Speaking separately to The Straits Times, the former air force chief said his family had concerns about being in the public eye and he took "two to three months" to make a decision. LG Ng added: "Ultimately my family gave me their blessings and I can continue my duty and service to the country."
If LG Ng does stand for the PAP in an election, widely tipped to be held next month, the three-star general will be the highest-ranking Singapore Armed Forces officer in the party.
For the 2011 election, labour chief and former army chief Chan Chun Sing stepped down as a major-general (two-star) while Social and Family Development Minister Tan Chuan-Jin retired as a brigadier- general (one-star) to join the PAP.
LG Ng said that he will enter politics with "eyes wide open", adding: "I'm well prepared after being in the SAF for so long. I think I have the leadership and organisation skills to add value if I'm called to serve in a new capacity."

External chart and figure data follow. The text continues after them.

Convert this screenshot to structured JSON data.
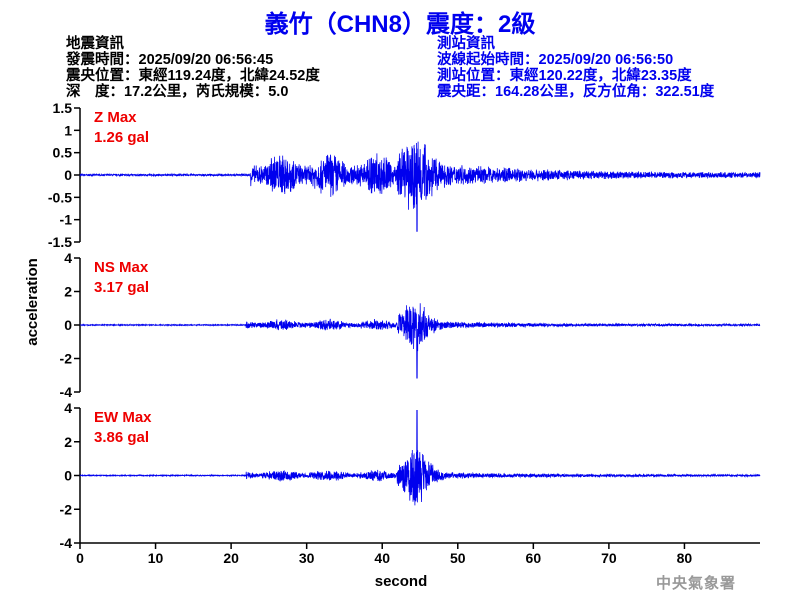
{
  "header": {
    "title": "義竹（CHN8）震度：2級",
    "quake_info": [
      "地震資訊",
      "發震時間：2025/09/20 06:56:45",
      "震央位置：東經119.24度，北緯24.52度",
      "深　度：17.2公里，芮氏規模：5.0"
    ],
    "station_info": [
      "測站資訊",
      "波線起始時間：2025/09/20 06:56:50",
      "測站位置：東經120.22度，北緯23.35度",
      "震央距：164.28公里，反方位角：322.51度"
    ]
  },
  "footer": {
    "agency": "中央氣象署"
  },
  "chart_data": {
    "type": "line",
    "xlabel": "second",
    "ylabel": "acceleration",
    "xlim": [
      0,
      90
    ],
    "xticks": [
      0,
      10,
      20,
      30,
      40,
      50,
      60,
      70,
      80
    ],
    "line_color": "#0000ee",
    "panels": [
      {
        "component": "Z",
        "max_label": "Z Max",
        "max_value": "1.26 gal",
        "ylim": [
          -1.5,
          1.5
        ],
        "yticks": [
          1.5,
          1,
          0.5,
          0,
          -0.5,
          -1,
          -1.5
        ]
      },
      {
        "component": "NS",
        "max_label": "NS Max",
        "max_value": "3.17 gal",
        "ylim": [
          -4,
          4
        ],
        "yticks": [
          4,
          2,
          0,
          -2,
          -4
        ]
      },
      {
        "component": "EW",
        "max_label": "EW Max",
        "max_value": "3.86 gal",
        "ylim": [
          -4,
          4
        ],
        "yticks": [
          4,
          2,
          0,
          -2,
          -4
        ]
      }
    ]
  }
}
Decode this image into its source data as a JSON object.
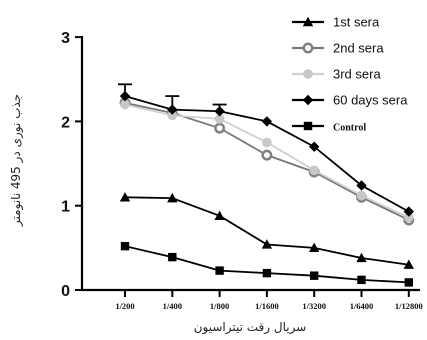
{
  "chart_data": {
    "type": "line",
    "xlabel": "سریال رقت تیتراسیون",
    "ylabel": "جذب نوری در 495 نانومتر",
    "categories": [
      "1/200",
      "1/400",
      "1/800",
      "1/1600",
      "1/3200",
      "1/6400",
      "1/12800"
    ],
    "ylim": [
      0,
      3
    ],
    "yticks": [
      "0",
      "1",
      "2",
      "3"
    ],
    "grid": false,
    "legend_position": "top-right",
    "series": [
      {
        "name": "1st sera",
        "marker": "triangle",
        "color": "#000000",
        "values": [
          1.1,
          1.09,
          0.88,
          0.54,
          0.5,
          0.38,
          0.3
        ]
      },
      {
        "name": "2nd sera",
        "marker": "open-circle",
        "color": "#808080",
        "values": [
          2.22,
          2.1,
          1.92,
          1.6,
          1.4,
          1.1,
          0.83
        ]
      },
      {
        "name": "3rd sera",
        "marker": "filled-circle",
        "color": "#c8c8c8",
        "values": [
          2.2,
          2.07,
          2.03,
          1.75,
          1.42,
          1.12,
          0.86
        ]
      },
      {
        "name": "60 days sera",
        "marker": "diamond",
        "color": "#000000",
        "values": [
          2.3,
          2.14,
          2.12,
          2.0,
          1.7,
          1.24,
          0.93
        ],
        "error_up": [
          0.14,
          0.16,
          0.08,
          0,
          0,
          0,
          0
        ]
      },
      {
        "name": "Control",
        "marker": "square",
        "color": "#000000",
        "values": [
          0.52,
          0.39,
          0.23,
          0.2,
          0.17,
          0.12,
          0.09
        ]
      }
    ]
  }
}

Even with several former military officers in Government, LG Ng said each has his own views and group-think can be minimised.
He said he will continue to speak his mind and "do what is right". As defence chief, he recently led preparations for the Golden Jubilee National Day Parade and the state funeral of Singapore's founding Prime Minister Lee Kuan Yew.
He said the way Singaporeans united during the week of mourning for Mr Lee will be "an important and critical ingredient in our next lap together as Singaporeans".
Recapping his two years and eight months at its helm, LG Ng said the SAF is now in the "advanced stages" of its modernisation drive, adding: "I'm full of confidence in the next generation of commanders. They will carry on with the work. It was never about a single person in the SAF. We are always a command team."
In the speech he made at the parade, he said: "To all of you, my comrades in the SAF: You are the main source of my confidence, the strength of the SAF."
Defence Minister Ng Eng Hen yesterday thanked LG Ng for his leadership in a Facebook post, adding: "As a fighter pilot, a proven leader who advanced to helm the entire SAF, I am confident that he will do well in all he undertakes. As he did in the SAF, he has the ability to take Singapore further."